Would James Milner standout on your Sunday League team? Would James Milner start each game on your Sunday League team? I say this half in jest, but really, would he.
Yes, I’m sure he would score some amazing goals from time to time – no bicycle kicks or full volleys but some smart finishes. But he’s not fast. He’s not a skillful dribbler. Yet he’s just perfect for Liverpool’s midfielder or defense. Is he like Paul Scholes was for Manchester United? I don’t think he’s that good but perhaps he’s as useful for Liverpool in helping them win titles – time will tell. His success with Liverpool has all come pretty much in his 30s. He’s now 33 and has played 134 games for Liverpool. That’s a lot of games. Milner spent all of the 2016–17 season playing at left-back for Liverpool. During his 5 years with Liverpool he’s scored 18 goals.
It was put to Klopp post-match that there is no other player like his No.7, and the boss told Liverpoolfc.com:
“No, that’s why he has [played] like 7,680 Premier League games! That’s true [that he’s unique]. Exceptional, exceptional. It just sets the benchmark, that you’re 33 and doing things like this. Obviously age is no issue.”
What are James Milner’s football / soccer skills though. How does he standout for Liverpool and Leeds and Aston Villa and Manchester City – all the English Premier League teams he’s played for. Brendon Rodgers signed him to Liverpool, not Klopp. Some have said he sees the game well, reads the game. He’s not like a Roy Keane, who bossed the game with a fierce intimidation. He’s not like Iniesta, to say the list, floating along in the game as he destroys opponents with his deft touches and passes.

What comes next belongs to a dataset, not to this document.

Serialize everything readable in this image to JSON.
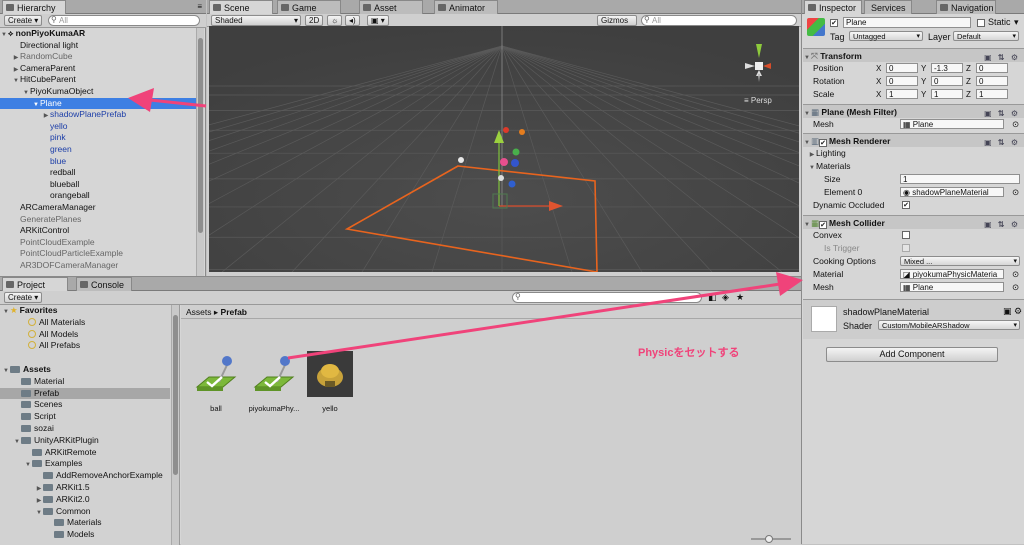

If you search on YouTube for highlight clips of James Milner you’re not going to find the Neymar, Messi, Ronaldo type of videos full of moves and tricks. You’re more apt to search, “James Milner fitness” than anything soccer skill related. The most popular Milner related video on YouTube is certainly the time Messi put the ball through his legs with ease.
No, Milner’s more block like, stiff and robotic yet somehow he has enough grace to make that clever pass. One thing Milner does that’s key is he never loses the ball, or rarely. He keeps possession. You’d have to also say he’s tireless. Always fighting until the final whistle. Who does James Milner resemble though in the way he plays the game. He’s no Beckham. He’s no Xavi or Xabi. He’s just James Milner, the most boring and uninteresting footballer in the English Premier League, and perhaps one of the most successful when his career is all said and done. As they like to say of these types of players: he’ll make a good manager. One player Milner is very similar to in his style of play is Frank Lampard, now the manager of Chelsea.

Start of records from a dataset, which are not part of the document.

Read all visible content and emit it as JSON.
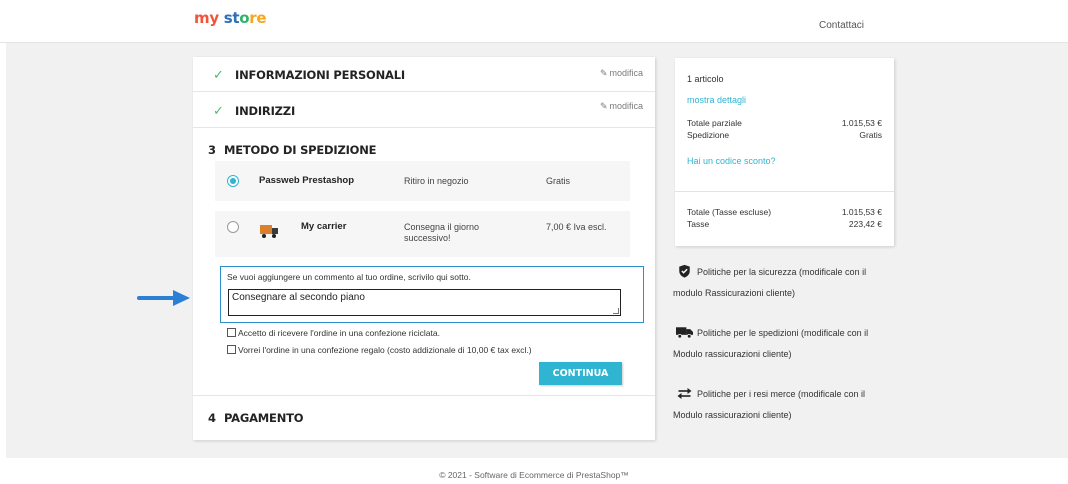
{
  "header": {
    "logo": {
      "part1": "my",
      "part2": "st",
      "part3": "o",
      "part4": "re"
    },
    "contact_label": "Contattaci"
  },
  "checkout": {
    "steps": [
      {
        "title": "INFORMAZIONI PERSONALI",
        "edit_label": "modifica",
        "status": "complete"
      },
      {
        "title": "INDIRIZZI",
        "edit_label": "modifica",
        "status": "complete"
      },
      {
        "number": "3",
        "title": "METODO DI SPEDIZIONE",
        "status": "current"
      },
      {
        "number": "4",
        "title": "PAGAMENTO",
        "status": "pending"
      }
    ],
    "carriers": [
      {
        "name": "Passweb Prestashop",
        "delay": "Ritiro in negozio",
        "price": "Gratis",
        "selected": true
      },
      {
        "name": "My carrier",
        "delay": "Consegna il giorno successivo!",
        "price": "7,00 € Iva escl.",
        "selected": false
      }
    ],
    "comment": {
      "label": "Se vuoi aggiungere un commento al tuo ordine, scrivilo qui sotto.",
      "value": "Consegnare al secondo piano"
    },
    "options": [
      {
        "label": "Accetto di ricevere l'ordine in una confezione riciclata.",
        "checked": false
      },
      {
        "label": "Vorrei l'ordine in una confezione regalo (costo addizionale di 10,00 € tax excl.)",
        "checked": false
      }
    ],
    "continue_label": "CONTINUA"
  },
  "summary": {
    "items_count": "1 articolo",
    "show_details": "mostra dettagli",
    "subtotal_label": "Totale parziale",
    "subtotal_value": "1.015,53 €",
    "shipping_label": "Spedizione",
    "shipping_value": "Gratis",
    "discount_link": "Hai un codice sconto?",
    "total_label": "Totale (Tasse escluse)",
    "total_value": "1.015,53 €",
    "taxes_label": "Tasse",
    "taxes_value": "223,42 €"
  },
  "reassurance": [
    {
      "icon": "shield-check-icon",
      "line1": "Politiche per la sicurezza (modificale con il",
      "line2": "modulo Rassicurazioni cliente)"
    },
    {
      "icon": "truck-icon",
      "line1": "Politiche per le spedizioni (modificale con il",
      "line2": "Modulo rassicurazioni cliente)"
    },
    {
      "icon": "swap-arrows-icon",
      "line1": "Politiche per i resi merce (modificale con il",
      "line2": "Modulo rassicurazioni cliente)"
    }
  ],
  "footer": {
    "text": "© 2021 - Software di Ecommerce di PrestaShop™"
  },
  "colors": {
    "accent": "#2fb5d2",
    "check": "#4cbb6c",
    "annotation_arrow": "#2b7fd4"
  }
}
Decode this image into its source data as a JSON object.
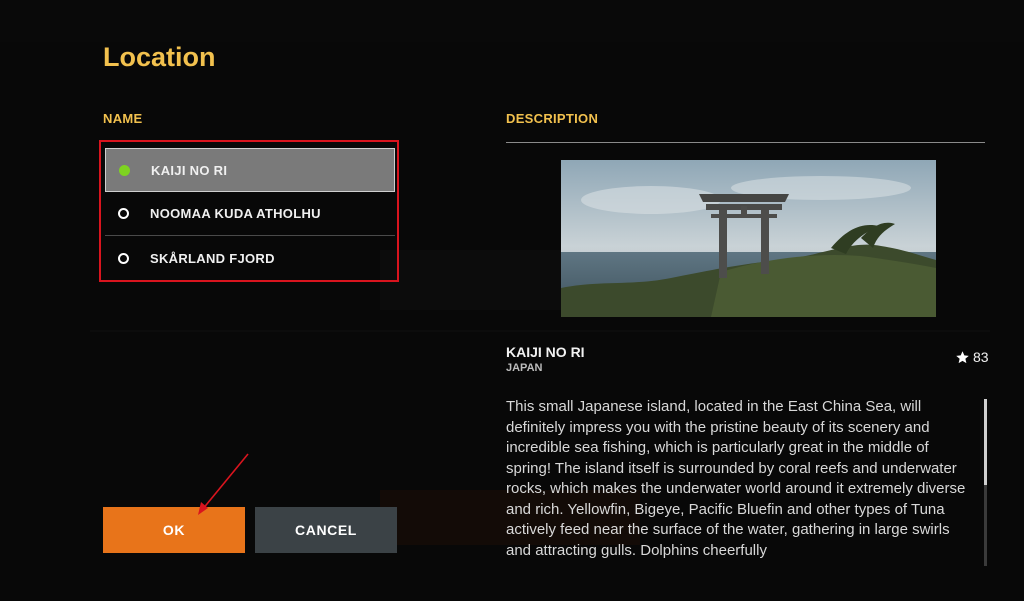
{
  "dialog": {
    "title": "Location",
    "name_header": "NAME",
    "description_header": "DESCRIPTION"
  },
  "locations": [
    {
      "label": "KAIJI NO RI",
      "selected": true
    },
    {
      "label": "NOOMAA KUDA ATHOLHU",
      "selected": false
    },
    {
      "label": "SKÅRLAND FJORD",
      "selected": false
    }
  ],
  "details": {
    "name": "KAIJI NO RI",
    "country": "JAPAN",
    "rating": "83",
    "description": "This small Japanese island, located in the East China Sea, will definitely impress you with the pristine beauty of its scenery and incredible sea fishing, which is particularly great in the middle of spring! The island itself is surrounded by coral reefs and underwater rocks, which makes the underwater world around it extremely diverse and rich. Yellowfin, Bigeye, Pacific Bluefin and other types of Tuna actively feed near the surface of the water, gathering in large swirls and attracting gulls. Dolphins cheerfully"
  },
  "buttons": {
    "ok": "OK",
    "cancel": "CANCEL"
  },
  "icons": {
    "active_dot": "green-dot-icon",
    "rating": "star-icon"
  },
  "colors": {
    "accent": "#f2c14e",
    "ok_button": "#e8741a",
    "cancel_button": "#3b4246",
    "highlight": "#d9141e",
    "active": "#7ed321"
  }
}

Milner’s fitness routine as he gets older is becoming renowned. While the skinny footballer at Barcelona is king for Milner he’s focused on building up his strength and it seemed to be working for him. While he might not have a six pack as famous as Cristiano Ronaldo, he’s trying. So on your Sunday league soccer team he’d certainly be the fittest and the strongest.
James Milner scores from the spot after Marc Albrighton clipped Sadio Mane in the box to give Liverpool a last-gasp victory over Leicester City.
Experience and fitness are two of Milner’s greatest attributes. And he said fitness is something he focuses on.
“Fitness has always been a strength of mine. People seem to look at ages and think once you get over 30, you’re coming to the end. I’d like to think I’ve got a number of years left in me. I feel really good, and that’s down to the great work the staff at the club do looking after us and the facilities we have.”
Really, Milner’s most valuable characteristic for your Sunday League side would be his hard charing fighting spirit. Leadership if you will. Milner’s got a bit of that Jon Snow will to win. I’m sure you’d take the trophy that season if you could field enough players for each game.